Por entonces, el pueblo venía a ser más bien dos. Dos pueblos que, a pesar de su cercanía, solían darse mutuamente la espalda. En línea recta no habría del uno al otro ni quinientos metros. Claro, que no llegaban nunca a divisarse. Y es que, entremedias, se elevaba un cerro alargado y prominente. Pero, quisieran o no, estaban íntimamente vinculados. Me da la sensación que el uno le tenía aprensión al otro y que éste, en general, mostraba bastante indiferencia al primero. Sin querer relacionarse mucho, estaban obligados a entenderse. Eran el pueblo del trabajo perpetuo y el pueblo del eterno descanso. En uno vivían los vivos y en el otro vivían los muertos. Porque todos vivían. Nadie creía que los muertos lo estuvieran realmente. ¿Quién podía imaginarse estar muerto sin seguir estando vivo de alguna manera? Sus espíritus se mostraban más ágiles y despiertos que nunca, ahora que se habían liberado de la esclavitud grosera del cuerpo.
Los muertos se aparecían a los vivos a su antojo y los vivos reclamaban a través de un intermediario que los muertos se manifestaran.

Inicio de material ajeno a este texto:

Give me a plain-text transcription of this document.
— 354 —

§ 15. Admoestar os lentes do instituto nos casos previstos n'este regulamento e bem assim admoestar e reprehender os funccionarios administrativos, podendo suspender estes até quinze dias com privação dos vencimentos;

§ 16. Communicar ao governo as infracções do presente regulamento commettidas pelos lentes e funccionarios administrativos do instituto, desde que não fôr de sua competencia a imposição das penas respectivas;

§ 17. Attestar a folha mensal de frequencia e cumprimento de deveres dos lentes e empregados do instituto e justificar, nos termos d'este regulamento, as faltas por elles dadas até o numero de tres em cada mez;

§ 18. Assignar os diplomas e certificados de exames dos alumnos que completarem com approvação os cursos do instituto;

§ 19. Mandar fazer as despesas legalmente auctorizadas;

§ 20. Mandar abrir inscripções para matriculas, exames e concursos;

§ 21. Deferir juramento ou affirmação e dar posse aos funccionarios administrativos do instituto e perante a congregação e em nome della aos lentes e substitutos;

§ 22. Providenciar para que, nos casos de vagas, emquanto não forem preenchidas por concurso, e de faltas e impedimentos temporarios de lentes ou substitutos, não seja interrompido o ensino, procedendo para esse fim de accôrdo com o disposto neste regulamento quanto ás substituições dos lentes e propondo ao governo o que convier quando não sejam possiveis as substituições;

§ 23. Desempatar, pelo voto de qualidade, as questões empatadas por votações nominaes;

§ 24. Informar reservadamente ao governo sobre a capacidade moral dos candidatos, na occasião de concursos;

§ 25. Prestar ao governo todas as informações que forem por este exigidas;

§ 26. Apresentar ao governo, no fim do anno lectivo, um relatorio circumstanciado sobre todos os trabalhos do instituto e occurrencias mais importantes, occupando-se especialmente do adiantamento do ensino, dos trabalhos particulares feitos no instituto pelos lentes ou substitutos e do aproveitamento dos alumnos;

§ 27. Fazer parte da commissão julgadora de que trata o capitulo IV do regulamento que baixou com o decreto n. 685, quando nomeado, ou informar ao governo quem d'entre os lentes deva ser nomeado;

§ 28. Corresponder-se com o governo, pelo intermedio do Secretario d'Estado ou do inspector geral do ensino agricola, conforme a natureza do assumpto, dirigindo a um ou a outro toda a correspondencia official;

Cuando las cuadrillas de hacheros se desplazaban con sus familias a los pinares recónditos de la Serranía durante semanas o meses, no faltaba el médium que les conectara con el mundo, con el otro y con éste. Venía a ser un agente de información bastante fidedigno. A través de él se alcanzaban los asuntos trascendentales, públicos o privados, que afectaran a familiares y paisanos.

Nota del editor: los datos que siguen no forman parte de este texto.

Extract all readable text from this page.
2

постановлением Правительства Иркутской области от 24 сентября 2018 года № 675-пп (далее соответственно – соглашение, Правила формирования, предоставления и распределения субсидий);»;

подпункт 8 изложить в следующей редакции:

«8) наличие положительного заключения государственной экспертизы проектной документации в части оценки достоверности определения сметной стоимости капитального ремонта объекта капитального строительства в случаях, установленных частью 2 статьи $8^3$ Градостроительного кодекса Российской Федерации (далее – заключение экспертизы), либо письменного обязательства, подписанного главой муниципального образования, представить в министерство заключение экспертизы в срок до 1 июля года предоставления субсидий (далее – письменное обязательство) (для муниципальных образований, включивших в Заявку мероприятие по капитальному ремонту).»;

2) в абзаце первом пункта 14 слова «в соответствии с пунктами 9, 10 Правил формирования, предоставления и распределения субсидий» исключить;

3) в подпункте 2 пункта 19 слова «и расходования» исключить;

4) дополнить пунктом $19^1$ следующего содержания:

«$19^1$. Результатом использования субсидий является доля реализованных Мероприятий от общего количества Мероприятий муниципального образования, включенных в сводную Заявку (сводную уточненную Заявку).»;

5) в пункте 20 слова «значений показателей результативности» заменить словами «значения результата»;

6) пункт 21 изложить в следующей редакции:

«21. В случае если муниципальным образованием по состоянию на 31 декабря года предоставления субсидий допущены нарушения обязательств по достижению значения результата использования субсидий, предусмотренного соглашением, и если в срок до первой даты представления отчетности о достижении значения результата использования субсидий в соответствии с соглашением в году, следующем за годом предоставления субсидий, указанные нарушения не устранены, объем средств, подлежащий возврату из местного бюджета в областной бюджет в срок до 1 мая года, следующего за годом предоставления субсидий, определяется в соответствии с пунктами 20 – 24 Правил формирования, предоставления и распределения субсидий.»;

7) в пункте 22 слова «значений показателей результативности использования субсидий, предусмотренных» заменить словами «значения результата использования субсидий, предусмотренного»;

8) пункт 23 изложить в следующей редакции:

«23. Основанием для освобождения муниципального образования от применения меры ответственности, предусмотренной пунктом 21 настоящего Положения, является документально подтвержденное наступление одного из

–La Faustina acaba de cerrarme las pálpebras de los ojos, trasmitía el tio Santiago Cabrillas, nada más morir, por boca del hechicero.
Y cuando a los quince días volvían al pueblo comprobaban la veracidad del deceso.
Aparte de ser reclamados en los centros espiritistas, los muertos podían aparecérsele a cualquiera en cualquier momento. Normalmente sucedía en sueños, pero también en vigilia, casi siempre de noche, en la penumbra más allá de la luz desplazada por la lumbre o el candil, entre la cortina que cubría la entrada a las alcobas. O trasluciéndose ante la oscuridad en la que se sumían las escaleras que ascendían a la cámara.
Una noche se les aparecía el padre fallecido recientemente:
–No puedo descansar hasta que no saldéis la cuenta que le dejé al herrero.
Otro se le aparecía al que le debía a él y no le había pagado en vida.
–Vas a ir a mi casa y le vas a apoquinar a mi viuda los diez duros que me debes.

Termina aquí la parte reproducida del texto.